Continued from Part One …
The nature of the music on The Sky Moves Sideways gives bassist Colin Edwin comparatively little to do as well: while he’s an instrumentalist of the first order, there’s often not a great deal in Wilson’s compositions here that lends itself to low-end fireworks. While that would change significantly on future Porcupine Tree albums, on Sideways Edwin simply does his job extremely well.
“The Moon Touches Your Shoulder” finds a melancholy Wilson singing in a whisper while evoking an English folk vibe. As the song unfolds, other instruments enter, and the arrangement becomes even more deeply textured. His solo is a thing of beauty: bluesy but certainly not blues. In the song’s final moments, the band tears the roof off – with Maitland laying down an insistent beat – capped off by an riff that is far catchier than one would expect of an odd time-signature piece. Said riff could easily go on for an extended period, but to Wilson’s credit – he’s as good an editor as he is at most anything else to which he puts his mind – he cuts it short.

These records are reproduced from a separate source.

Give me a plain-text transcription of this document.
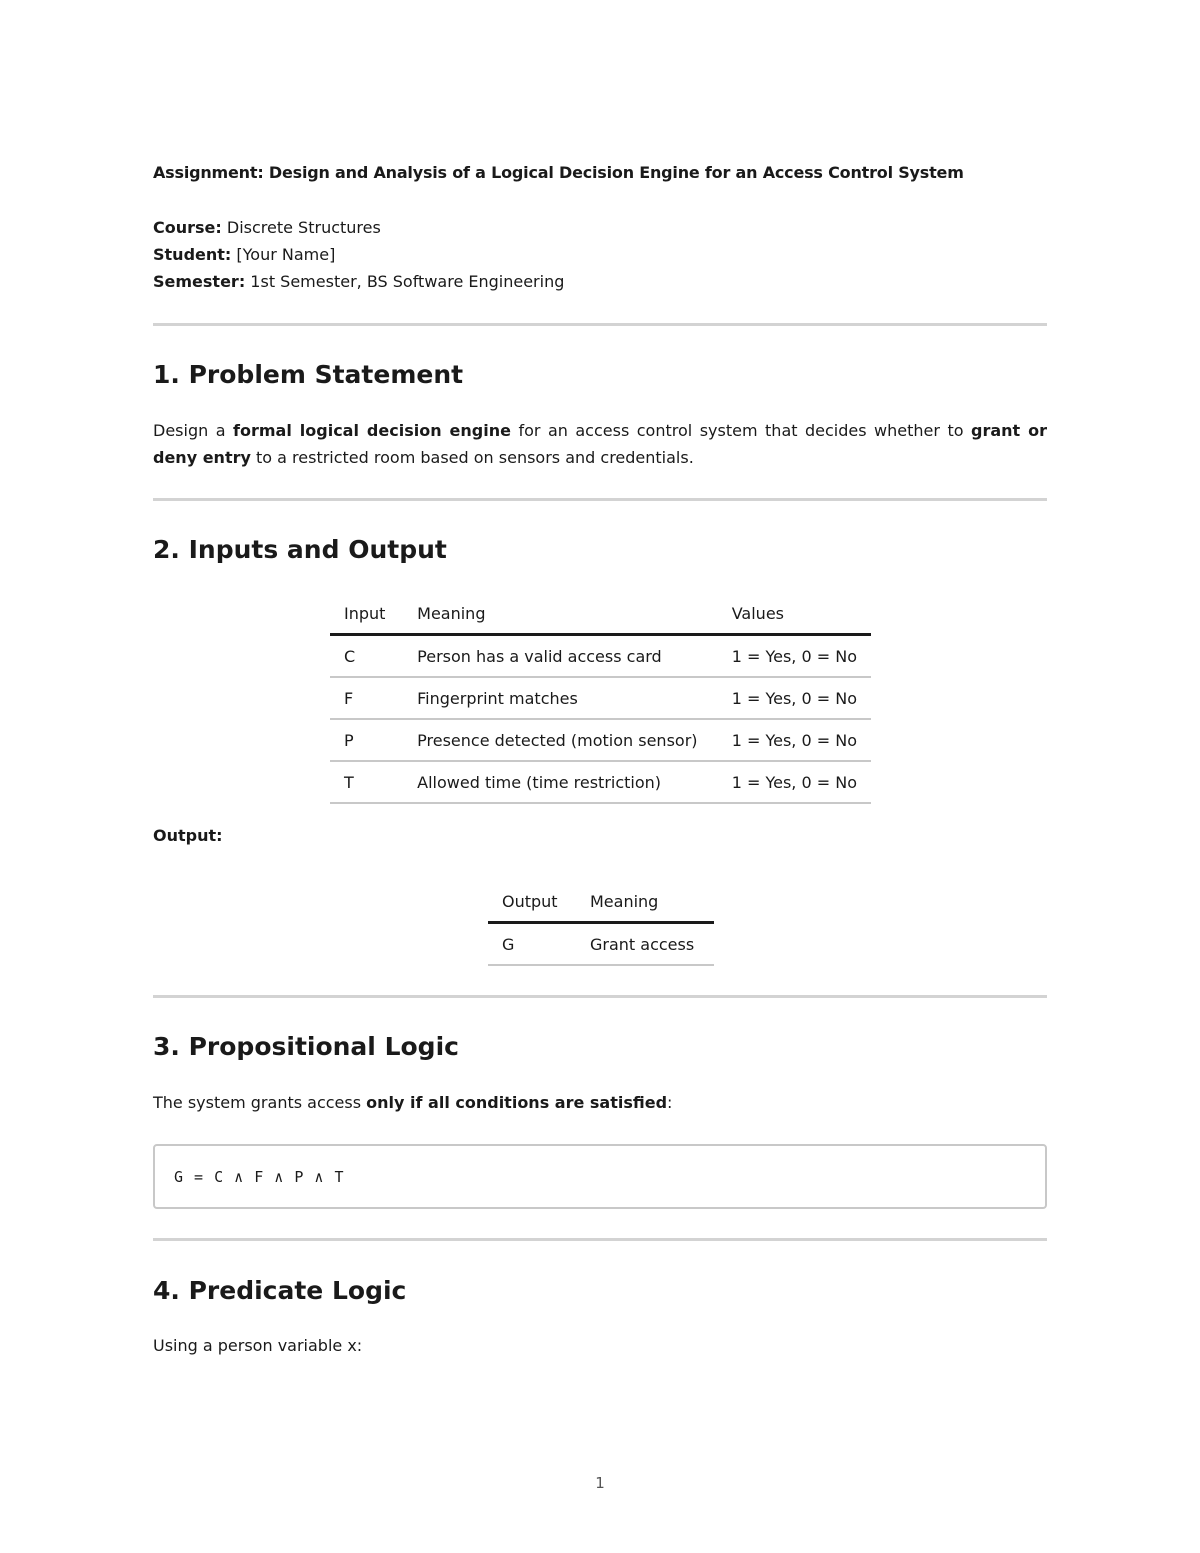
Assignment: Design and Analysis of a Logical Decision Engine for an Access Control System
Course: Discrete Structures
Student: [Your Name]
Semester: 1st Semester, BS Software Engineering
1. Problem Statement
Design a formal logical decision engine for an access control system that decides whether to grant or deny entry to a restricted room based on sensors and credentials.
2. Inputs and Output
Input	Meaning	Values
C	Person has a valid access card	1 = Yes, 0 = No
F	Fingerprint matches	1 = Yes, 0 = No
P	Presence detected (motion sensor)	1 = Yes, 0 = No
T	Allowed time (time restriction)	1 = Yes, 0 = No
Output:
Output	Meaning
G	Grant access
3. Propositional Logic
The system grants access only if all conditions are satisfied:
G = C ∧ F ∧ P ∧ T
4. Predicate Logic
Using a person variable x:
1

“Prepare Yourself” is a brief guitar solo laid atop a spare backing, but it’s a tidy linking instrumental that brings the listener to the second extended piece, “The Sky Moves Sideways Phase 2.” Opening with more of a soundscape than music, it inevitably invites comparisons to “Shine On You Crazy Diamond.” But once again, Porcupine Tree is its own thing: the nearly 17-minute piece contains within it some of the group’s most memorable work. The section subtitled “Is…Not” features some great soloing and dreamy, wordless vocals from Suzanne J. Barbieri. Wilson plays multiple guitars; the song is almost a showcase of his different textures, but – again to his immense credit – the different styles fit together seamlessly.

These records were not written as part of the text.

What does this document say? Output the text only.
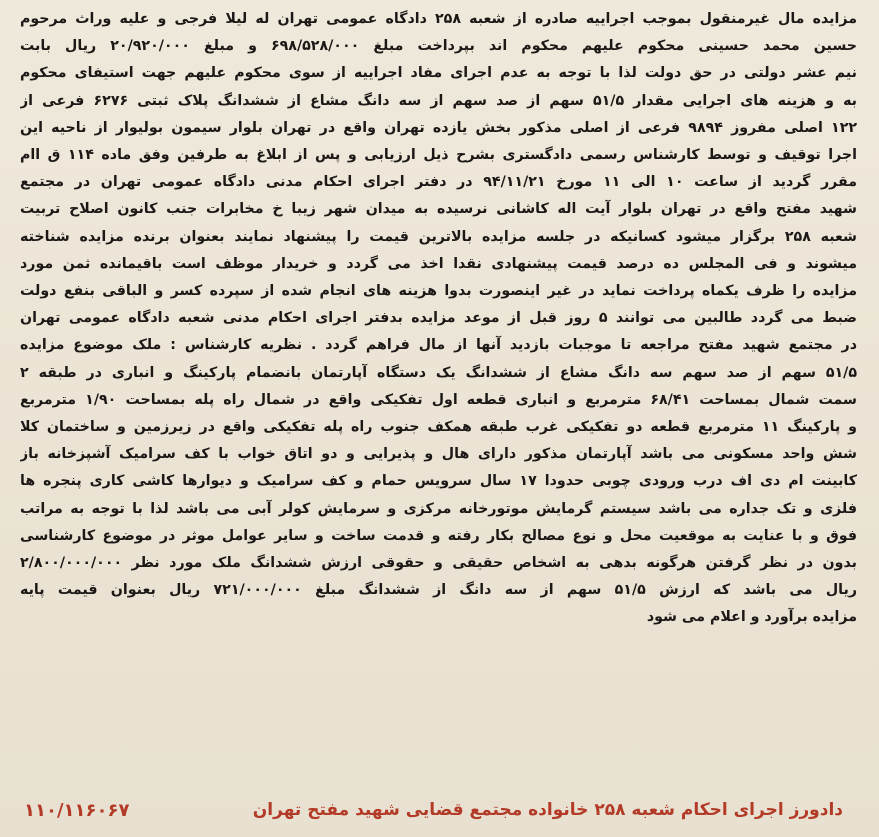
مزایده مال غیرمنقول بموجب اجراییه صادره از شعبه ۲۵۸ دادگاه عمومی تهران له لیلا فرجی و علیه وراث مرحوم
حسین محمد حسینی محکوم علیهم محکوم اند بپرداخت مبلغ ۶۹۸/۵۲۸/۰۰۰ و مبلغ ۲۰/۹۲۰/۰۰۰ ریال بابت
نیم عشر دولتی در حق دولت لذا با توجه به عدم اجرای مفاد اجراییه از سوی محکوم علیهم جهت استیفای محکوم
به و هزینه های اجرایی مقدار ۵۱/۵ سهم از صد سهم از سه دانگ مشاع از ششدانگ پلاک ثبتی ۶۲۷۶ فرعی از
۱۲۲ اصلی مفروز ۹۸۹۴ فرعی از اصلی مذکور بخش یازده تهران واقع در تهران بلوار سیمون بولیوار از ناحیه این
اجرا توقیف و توسط کارشناس رسمی دادگستری بشرح ذیل ارزیابی و پس از ابلاغ به طرفین وفق ماده ۱۱۴ ق اام
مقرر گردید از ساعت ۱۰ الی ۱۱ مورخ ۹۴/۱۱/۲۱ در دفتر اجرای احکام مدنی دادگاه عمومی تهران در مجتمع
شهید مفتح واقع در تهران بلوار آیت اله کاشانی نرسیده به میدان شهر زیبا خ مخابرات جنب کانون اصلاح تربیت
شعبه ۲۵۸ برگزار میشود کسانیکه در جلسه مزایده بالاترین قیمت را پیشنهاد نمایند بعنوان برنده مزایده شناخته
میشوند و فی المجلس ده درصد قیمت پیشنهادی نقدا اخذ می گردد و خریدار موظف است باقیمانده ثمن مورد
مزایده را ظرف یکماه پرداخت نماید در غیر اینصورت بدوا هزینه های انجام شده از سپرده کسر و الباقی بنفع دولت
ضبط می گردد طالبین می توانند ۵ روز قبل از موعد مزایده بدفتر اجرای احکام مدنی شعبه دادگاه عمومی تهران
در مجتمع شهید مفتح مراجعه تا موجبات بازدید آنها از مال فراهم گردد . نظریه کارشناس : ملک موضوع مزایده
۵۱/۵ سهم از صد سهم سه دانگ مشاع از ششدانگ یک دستگاه آپارتمان بانضمام پارکینگ و انباری در طبقه ۲
سمت شمال بمساحت ۶۸/۴۱ مترمربع و انباری قطعه اول تفکیکی واقع در شمال راه پله بمساحت ۱/۹۰ مترمربع
و پارکینگ ۱۱ مترمربع قطعه دو تفکیکی غرب طبقه همکف جنوب راه پله تفکیکی واقع در زیرزمین و ساختمان کلا
شش واحد مسکونی می باشد آپارتمان مذکور دارای هال و پذیرایی و دو اتاق خواب با کف سرامیک آشپزخانه باز
کابینت ام دی اف درب ورودی چوبی حدودا ۱۷ سال سرویس حمام و کف سرامیک و دیوارها کاشی کاری پنجره ها
فلزی و تک جداره می باشد سیستم گرمایش موتورخانه مرکزی و سرمایش کولر آبی می باشد لذا با توجه به مراتب
فوق و با عنایت به موقعیت محل و نوع مصالح بکار رفته و قدمت ساخت و سایر عوامل موثر در موضوع کارشناسی
بدون در نظر گرفتن هرگونه بدهی به اشخاص حقیقی و حقوقی ارزش ششدانگ ملک مورد نظر ۲/۸۰۰/۰۰۰/۰۰۰
ریال می باشد که ارزش ۵۱/۵ سهم از سه دانگ از ششدانگ مبلغ ۷۲۱/۰۰۰/۰۰۰ ریال بعنوان قیمت پایه
مزایده برآورد و اعلام می شود
دادورز اجرای احکام شعبه ۲۵۸ خانواده مجتمع قضایی شهید مفتح تهران
۱۱۰/۱۱۶۰۶۷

As “The Sky Moves Sideways Phase 2” winds toward its conclusion, some of the earlier instrumental themes are reprised, And Wilson takes another opportunity – several opportunities, actually – to peel off some soaring solos. Admittedly, as often as not, those solos may remind some listeners of David Gilmour, but Wilson also executes some more distinctively dissonant corkscrew playing, the likes of which would have never surfaced on a Pink Floyd record.
The final minute of The Sky Moves Sideways features some watery sounds that evoke more than a passing reminder of 1987’s A Momentary Lapse of Reason, the debut release from the David Gilmour-led era Pink Floyd.

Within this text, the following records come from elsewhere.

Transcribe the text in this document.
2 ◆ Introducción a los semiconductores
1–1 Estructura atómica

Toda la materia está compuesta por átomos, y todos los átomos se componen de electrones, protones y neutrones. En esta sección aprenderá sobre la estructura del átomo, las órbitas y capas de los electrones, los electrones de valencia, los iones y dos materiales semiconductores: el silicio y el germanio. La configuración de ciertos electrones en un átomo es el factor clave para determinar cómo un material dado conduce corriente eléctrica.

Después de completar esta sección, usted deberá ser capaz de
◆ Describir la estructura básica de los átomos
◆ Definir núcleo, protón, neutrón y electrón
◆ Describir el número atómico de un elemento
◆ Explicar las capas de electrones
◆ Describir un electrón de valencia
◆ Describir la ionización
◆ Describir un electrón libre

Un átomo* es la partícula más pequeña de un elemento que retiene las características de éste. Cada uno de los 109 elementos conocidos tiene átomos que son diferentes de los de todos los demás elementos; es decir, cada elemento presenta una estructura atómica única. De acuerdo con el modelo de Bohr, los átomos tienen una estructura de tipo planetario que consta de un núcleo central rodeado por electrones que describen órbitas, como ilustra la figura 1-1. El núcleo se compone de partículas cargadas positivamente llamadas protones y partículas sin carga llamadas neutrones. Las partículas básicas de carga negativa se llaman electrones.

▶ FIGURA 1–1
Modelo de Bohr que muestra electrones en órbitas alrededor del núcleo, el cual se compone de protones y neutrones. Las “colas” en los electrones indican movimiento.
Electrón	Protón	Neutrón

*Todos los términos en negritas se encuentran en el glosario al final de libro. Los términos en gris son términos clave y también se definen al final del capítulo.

The Sky Moves Sideways appeared in different versions – different song sequence and track divisions – for its U.S. and UK releases. One of the best Porcupine Tree cuts of all time, “Stars Die” was not included on the British release; it’s a highlight of the U.S. record, and indeed of the band’s entire catalog. Like the two albums before (and two after) it, The Sky Moves Sideways didn’t chart, but in the wake of Porcupine Tree’s belated success, the album would be reissued in an extended form. The second disc featured a single-track alternate version of the title number, “Stars Die” and a 20 minute improvisation called “Moonloop,” a track that showed Porcupine Tree to be as effective a jam band as anyone.
Though thankfully that’s not a direction they would pursue: as interesting as Metanoia, 1998’s album of improv pieces is, Wilson has all but disowned it. “As far as I’m concerned, there’s already some stuff out there which I would consider to be very peripheral, which I would rather was not out. Metanoia is one,” Wilson told me in 2011.
After The Sky Moves Sideways, Porcupine Tree would return in less than two years with another record, Signify. A more band-focused release, it would feature greater creative input from Edwin, Barbieri and Maitland.
In retrospect, The Sky Moves Sideways can be viewed as Steven Wilson’s last “solo” work prior to 2009’s Insurgentes. But there’s an equally compelling argument to be made that his fingerprints are indelible whether the project is released under his name, one of many side-project labels (cf. Bass Communion, Storm Corrosion etc.) or Porcupine Tree.
“Every time you make a new record, you run the risk of basically losing your existing fan base and not necessarily regenerating a new one,” Wilson told me in a 2019 interview. But if that’s the gamble he’s taking, the trajectory of his career – from Porcupine Tree to present day – suggests that he’s winning.